Are Palestinian Arabs indigenous? Comparisons of Palestinians to indigenous Native Americans fall short, as do claims that Palestinians are indigenous to the Holy Land. Unlike American Native People, Palestinian Arabs were not the aboriginal nor ever the sole inhabitants of this land. In addition, the population of Native Americans after white conquest was decimated by massacre and disease, while the Palestinian population has thrived and expanded dramatically over the past century. Finally, Native Americans were never offered a state of their own, whereas Palestinian Arabs have been offered a state many times, starting in 1947, but have refused these offers in favor of futile attempts for nearly 70 years to expel the Jews.

Arabs began to dominate the Holy Land when they arrived as Muslim conquerors in 1187 CE, especially during Mamluk rule, from 1260-1516 CE. However, just as white colonists in the Americas cannot call themselves indigenous people simply because they lived in an area for centuries, neither can Palestinian Arabs.

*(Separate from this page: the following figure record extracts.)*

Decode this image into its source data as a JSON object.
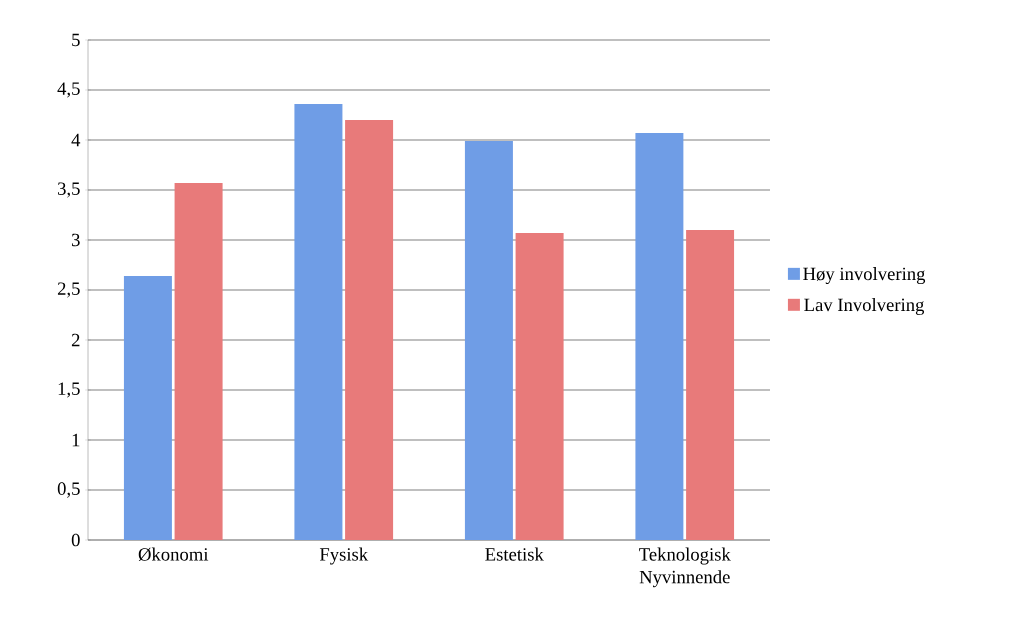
{
  "chart_data": {
    "type": "bar",
    "categories": [
      "Økonomi",
      "Fysisk",
      "Estetisk",
      "Teknologisk Nyvinnende"
    ],
    "series": [
      {
        "name": "Høy involvering",
        "color": "#6f9de6",
        "values": [
          2.64,
          4.36,
          3.99,
          4.07
        ]
      },
      {
        "name": "Lav Involvering",
        "color": "#e87a7a",
        "values": [
          3.57,
          4.2,
          3.07,
          3.1
        ]
      }
    ],
    "ylim": [
      0,
      5
    ],
    "yticks": [
      0,
      {
        "value": 0.5,
        "label": "0,5"
      },
      1,
      {
        "value": 1.5,
        "label": "1,5"
      },
      2,
      {
        "value": 2.5,
        "label": "2,5"
      },
      3,
      {
        "value": 3.5,
        "label": "3,5"
      },
      4,
      {
        "value": 4.5,
        "label": "4,5"
      },
      5
    ],
    "grid": "y",
    "legend": "right"
  }
}
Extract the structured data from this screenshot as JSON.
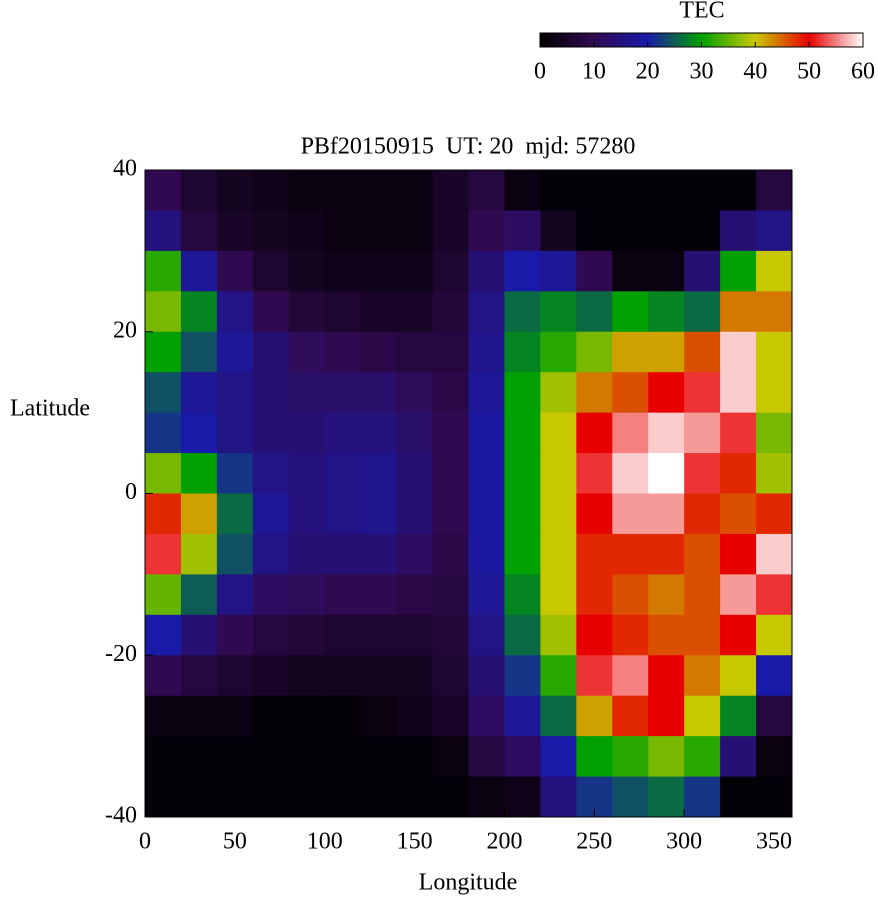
{
  "chart_data": {
    "type": "heatmap",
    "title": "PBf20150915  UT: 20  mjd: 57280",
    "xlabel": "Longitude",
    "ylabel": "Latitude",
    "x": [
      10,
      30,
      50,
      70,
      90,
      110,
      130,
      150,
      170,
      190,
      210,
      230,
      250,
      270,
      290,
      310,
      330,
      350
    ],
    "y": [
      37.5,
      32.5,
      27.5,
      22.5,
      17.5,
      12.5,
      7.5,
      2.5,
      -2.5,
      -7.5,
      -12.5,
      -17.5,
      -22.5,
      -27.5,
      -32.5,
      -37.5
    ],
    "values": [
      [
        10,
        6,
        4,
        3,
        2,
        2,
        2,
        2,
        5,
        8,
        2,
        1,
        1,
        1,
        1,
        1,
        1,
        8
      ],
      [
        15,
        8,
        5,
        4,
        3,
        2,
        2,
        2,
        5,
        10,
        12,
        4,
        1,
        1,
        1,
        1,
        14,
        16
      ],
      [
        32,
        18,
        10,
        6,
        4,
        3,
        3,
        3,
        6,
        14,
        20,
        18,
        10,
        2,
        2,
        14,
        30,
        40
      ],
      [
        36,
        28,
        16,
        10,
        7,
        6,
        5,
        5,
        7,
        16,
        26,
        28,
        26,
        30,
        28,
        26,
        44,
        44
      ],
      [
        30,
        24,
        18,
        14,
        11,
        10,
        9,
        8,
        8,
        17,
        28,
        32,
        36,
        42,
        42,
        46,
        58,
        40
      ],
      [
        24,
        18,
        16,
        14,
        13,
        13,
        13,
        11,
        9,
        18,
        30,
        38,
        44,
        46,
        50,
        52,
        58,
        40
      ],
      [
        22,
        20,
        16,
        14,
        14,
        15,
        15,
        13,
        10,
        19,
        30,
        40,
        50,
        55,
        58,
        56,
        52,
        36
      ],
      [
        36,
        30,
        22,
        16,
        15,
        16,
        17,
        14,
        10,
        19,
        30,
        40,
        52,
        58,
        60,
        52,
        48,
        38
      ],
      [
        48,
        42,
        26,
        18,
        15,
        16,
        17,
        14,
        10,
        19,
        30,
        40,
        50,
        56,
        56,
        48,
        46,
        48
      ],
      [
        52,
        38,
        24,
        16,
        14,
        14,
        14,
        12,
        9,
        19,
        30,
        40,
        48,
        48,
        48,
        46,
        50,
        58
      ],
      [
        35,
        25,
        16,
        12,
        11,
        10,
        10,
        9,
        8,
        18,
        28,
        40,
        48,
        46,
        44,
        46,
        56,
        52
      ],
      [
        20,
        14,
        10,
        8,
        7,
        6,
        6,
        6,
        7,
        16,
        26,
        38,
        50,
        48,
        46,
        46,
        50,
        40
      ],
      [
        10,
        8,
        6,
        5,
        4,
        4,
        4,
        4,
        6,
        14,
        22,
        32,
        52,
        55,
        50,
        44,
        40,
        20
      ],
      [
        2,
        2,
        2,
        1,
        1,
        1,
        2,
        3,
        5,
        12,
        18,
        26,
        42,
        48,
        50,
        40,
        28,
        8
      ],
      [
        1,
        1,
        1,
        1,
        1,
        1,
        1,
        1,
        2,
        8,
        12,
        20,
        30,
        32,
        36,
        32,
        14,
        2
      ],
      [
        1,
        1,
        1,
        1,
        1,
        1,
        1,
        1,
        1,
        2,
        3,
        15,
        22,
        24,
        26,
        22,
        1,
        1
      ]
    ],
    "xlim": [
      0,
      360
    ],
    "ylim": [
      -40,
      40
    ],
    "xticks": [
      0,
      50,
      100,
      150,
      200,
      250,
      300,
      350
    ],
    "yticks": [
      -40,
      -20,
      0,
      20,
      40
    ],
    "colorbar_title": "TEC",
    "clim": [
      0,
      60
    ],
    "cticks": [
      0,
      10,
      20,
      30,
      40,
      50,
      60
    ],
    "colors": [
      "#000000",
      "#300a50",
      "#1a1aa8",
      "#00a000",
      "#c8c800",
      "#e80000",
      "#ffffff"
    ]
  }
}
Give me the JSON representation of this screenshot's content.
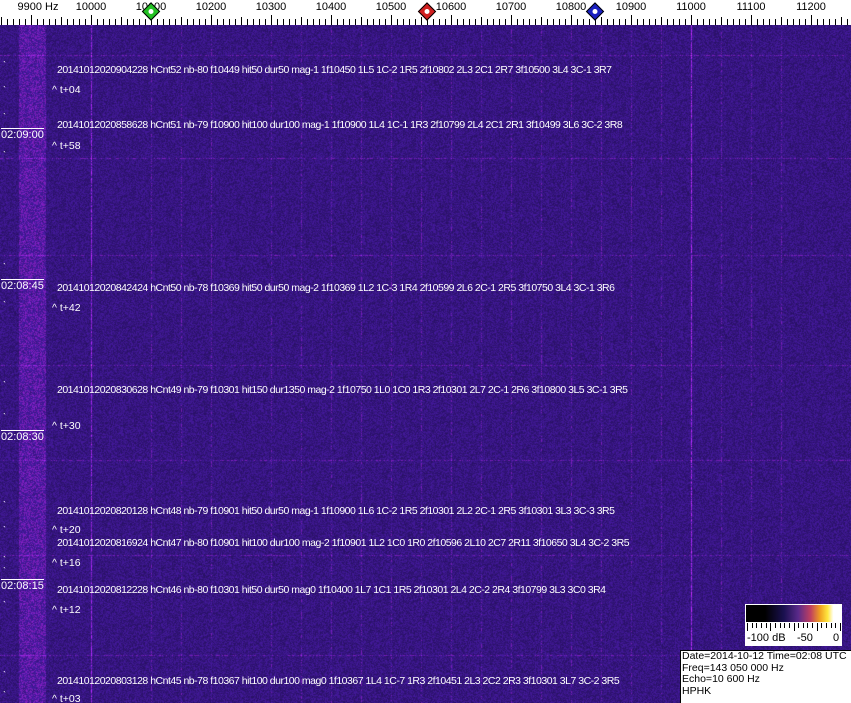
{
  "axis": {
    "labels": [
      {
        "text": "9900 Hz",
        "hz": 9900
      },
      {
        "text": "10000",
        "hz": 10000
      },
      {
        "text": "10100",
        "hz": 10100
      },
      {
        "text": "10200",
        "hz": 10200
      },
      {
        "text": "10300",
        "hz": 10300
      },
      {
        "text": "10400",
        "hz": 10400
      },
      {
        "text": "10500",
        "hz": 10500
      },
      {
        "text": "10600",
        "hz": 10600
      },
      {
        "text": "10700",
        "hz": 10700
      },
      {
        "text": "10800",
        "hz": 10800
      },
      {
        "text": "10900",
        "hz": 10900
      },
      {
        "text": "11000",
        "hz": 11000
      },
      {
        "text": "11100",
        "hz": 11100
      },
      {
        "text": "11200",
        "hz": 11200
      }
    ],
    "markers": [
      {
        "name": "green-marker",
        "hz": 10100,
        "color": "#22c022"
      },
      {
        "name": "red-marker",
        "hz": 10560,
        "color": "#d02020"
      },
      {
        "name": "blue-marker",
        "hz": 10840,
        "color": "#1a20c0"
      }
    ]
  },
  "time_labels": [
    "02:09:00",
    "02:08:45",
    "02:08:30",
    "02:08:15"
  ],
  "detections": [
    {
      "text": "20141012020904228 hCnt52 nb-80 f10449 hit50 dur50 mag-1 1f10450 1L5 1C-2 1R5 2f10802 2L3 2C1 2R7 3f10500 3L4 3C-1 3R7",
      "offset": "^ t+04"
    },
    {
      "text": "20141012020858628 hCnt51 nb-79 f10900 hit100 dur100 mag-1 1f10900 1L4 1C-1 1R3 2f10799 2L4 2C1 2R1 3f10499 3L6 3C-2 3R8",
      "offset": "^ t+58"
    },
    {
      "text": "20141012020842424 hCnt50 nb-78 f10369 hit50 dur50 mag-2 1f10369 1L2 1C-3 1R4 2f10599 2L6 2C-1 2R5 3f10750 3L4 3C-1 3R6",
      "offset": "^ t+42"
    },
    {
      "text": "20141012020830628 hCnt49 nb-79 f10301 hit150 dur1350 mag-2 1f10750 1L0 1C0 1R3 2f10301 2L7 2C-1 2R6 3f10800 3L5 3C-1 3R5",
      "offset": "^ t+30"
    },
    {
      "text": "20141012020820128 hCnt48 nb-79 f10901 hit50 dur50 mag-1 1f10900 1L6 1C-2 1R5 2f10301 2L2 2C-1 2R5 3f10301 3L3 3C-3 3R5",
      "offset": "^ t+20"
    },
    {
      "text": "20141012020816924 hCnt47 nb-80 f10901 hit100 dur100 mag-2 1f10901 1L2 1C0 1R0 2f10596 2L10 2C7 2R11 3f10650 3L4 3C-2 3R5",
      "offset": "^ t+16"
    },
    {
      "text": "20141012020812228 hCnt46 nb-80 f10301 hit50 dur50 mag0 1f10400 1L7 1C1 1R5 2f10301 2L4 2C-2 2R4 3f10799 3L3 3C0 3R4",
      "offset": "^ t+12"
    },
    {
      "text": "20141012020803128 hCnt45 nb-78 f10367 hit100 dur100 mag0 1f10367 1L4 1C-7 1R3 2f10451 2L3 2C2 2R3 3f10301 3L7 3C-2 3R5",
      "offset": "^ t+03"
    }
  ],
  "colorbar": {
    "labels": [
      "-100 dB",
      "-50",
      "0"
    ]
  },
  "info": {
    "date_time": "Date=2014-10-12 Time=02:08 UTC",
    "freq": "Freq=143 050 000 Hz",
    "echo": "Echo=10 600 Hz",
    "station": "HPHK"
  }
}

As for other criteria of indigeneity, Palestinians speak Arabic, which is not a language specific to Palestine, nor had they identified as Palestinians before Egypt’s President Nasser so dubbed them in 1964. In reality, there is no ethnic difference between Palestinian Arabs, Syrians and Jordanians. Likewise, Palestinians have no culture peculiar to Palestine, nor do they have strong religious ties to it. The Koran, for example, never mentions Jerusalem, which has been the capital of the Holy Land for several thousand years. Finally, despite claims by some Palestinians of a  relationship to Canaanites, there is no genealogical or genetic evidence connecting Arabs to extinct Biblical peoples.

Are Jews indigenous to Palestine? The ancient Jewish connection to Palestine is confirmed in the Jewish Bible, the Christian Gospels and the Koran, as well as by countless Jewish antiquities and copious scholarly research. Genetic studies show that today’s Jews—whether the Diaspora cast them to Europe, North America, Africa or other parts of the Middle East—are related genealogically to Jews of Biblical times. Jews also have a distinct language, culture and religion that are linked inextricably to Palestine. Indeed, for thousands of years Jewish liturgy has expressed the yearning of Jews to return to the land of Israel: “Next year in Jerusalem” is uttered by every observant Jew at Passover, and Jerusalem itself is a major character in the Torah, cited more than 600 times. Finally, of course, like Native Americans, Jews were dispossessed of their ancient lands— by the Romans, Christian Crusaders, Muslims, Babylonians and Ottomans. Surely just because Jews were deprived of their aboriginal lands doesn’t mean they have no claim to them. Rather than colonialism, of which Israel is accused by anti-Zionists, the Jews’ return to Palestine actually reflects an indigenous people’s self-determination to create a state on the site of its ancestral kingdom.

There’s no doubt that Jews are the legitimate indigenous people of Palestine. That’s not, however, to deny Palestinian hopes for a sovereign state. In fact, Israel has many times offered to support such a state, if only Palestinians would abandon their jihad against Israel’s legitimacy and accept the right of the Jewish people to their own state.